Bloody Moon (1981) – By Cary Conley

When it comes to Jess Franco, there are two schools of thought: either he is an underrated genius that can work magic with low budgets, or he is a hack that has managed to carve out a career using lurid ad campaigns while pushing out an inferior product. I’m somewhere in-between these two schools of thought. But whatever you think of Franco, one thing is for sure–he certainly has managed to become successful by carving out a particular cinematic niche for himself. Having just celebrated his 81st birthday, Franco is still making films, with his latest being released in 2010. He has worked in nearly every film genre, but essentially his films are pale copies of more original material, with the occasional inadvertent gem thrown in by accident.

Bloody Moon was made during the height of the slasher craze as an attempt to cash in on the body count genre. A mysterious killer is stalking an all-girl language school, killing off the beautiful co-eds one-by-one. It could be the weird, voyeuristic brother who is a bit of a pariah due to a hideous scar covering one side of his face. It could be his sister who is having an incestuous relationship with her hideously deformed brother–she is obviously freaky, too. Or maybe it’s the weird gardener that lurks around drooling at the hot young ladies as they change their clothes or lounge semi-nude at the pool. Or possibly it’s the cool, good-looking kid that all the girls have a crush on–he’s got just the kind of ego it might take to kill girls who won’t accept his come-on. There are more red herrings in this movie than there are birds in the sky.

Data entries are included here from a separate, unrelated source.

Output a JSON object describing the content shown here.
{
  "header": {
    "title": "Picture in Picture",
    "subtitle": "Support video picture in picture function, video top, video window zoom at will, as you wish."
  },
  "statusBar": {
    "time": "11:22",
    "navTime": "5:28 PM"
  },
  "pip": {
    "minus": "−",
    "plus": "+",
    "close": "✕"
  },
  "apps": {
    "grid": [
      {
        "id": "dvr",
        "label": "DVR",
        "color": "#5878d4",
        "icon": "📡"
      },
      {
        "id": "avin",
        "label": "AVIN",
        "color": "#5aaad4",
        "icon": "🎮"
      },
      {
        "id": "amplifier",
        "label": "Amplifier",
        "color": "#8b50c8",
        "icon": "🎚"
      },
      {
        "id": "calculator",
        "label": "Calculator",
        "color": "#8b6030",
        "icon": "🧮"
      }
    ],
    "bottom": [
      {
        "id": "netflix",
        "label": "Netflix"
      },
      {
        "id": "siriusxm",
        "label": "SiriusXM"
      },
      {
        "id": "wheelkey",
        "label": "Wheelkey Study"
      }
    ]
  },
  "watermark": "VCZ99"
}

Of course, the movie is set up as a showcase for several gory set pieces such as a knife that enters a girl’s back and exits through her nipple (or through her cleavage, depending upon which scene you watch). There is also a death by electric hedge trimmers that is fairly bloody, but the scene that put this Franco movie on the map was the oft-censored power-saw decapitation sequence. Fortunately for us, Severin Films has acquired an excellent, very clean English-dubbed print of this West German slasher entry complete with saw sequence. Unfortunately for us, while the scene is most assuredly bloody, the head is merely a mannequin head, so the entire scene is more reminiscent of H.G. Lewis than Lucio Fulci.

Even though the bloodshed is cheap and amateurish, it certainly is more bloody than most of Franco’s output. Franco has always been more inclined towards portraying softcore sex and nudity than gore, and this film is no different. While there really isn’t much in the way of sex, the girls show a tendency to disrobe at the toss of a hat…or bra, or whatever. This is good for two reasons. First, unlike many of Franco’s flicks, the women are all quite beautiful, which is a definite plus. If you are an experienced Francophile, then you are more than a little aware that a good many of his films used some of the ugliest women in Europe. Films like Barbed Wire Dolls and Ilsa, the Wicked Warden might have an attractive lead, but the rest of the girls might be absolutely hideous, or at best, quite plain. So this bevy of European beauties was both surprising and pleasing. The second reason the sheer amount of nudity was good is that it gave the characters a reason to not wear their hideous clothes. Seldom have I seen a film with fashion as ugly as in this one. We’ve all seen plenty of outdated, low-budget films from the sixties and seventies that were a bit funny due to the wardrobe; but these styles were so horrendous I became choked up trying to determine whether to laugh or to throw up. They were even more hideous than the murders! The set design was equally ridiculous, making this a really fun movie to watch and laugh at if for nothing else but those things. Thankfully, the young women truly enjoyed removing these hideous clothing items, making the film (much) easier on the eyes.

The soundtrack is also rather annoying with the creepy murder motif being repeated incessantly. But on a positive note, the killer does run over a 4-year-old child with a Rolls-Royce, not something a lame American movie would attempt in 1981.

Featuring a very standard plot that most will be able to figure out before the end, plenty of irritating red herrings as the Europeans are wont to do, and a good deal of groovy but kooky disco dancing, Bloody Moon makes for a fun laugh, especially with a few brews and a pizza.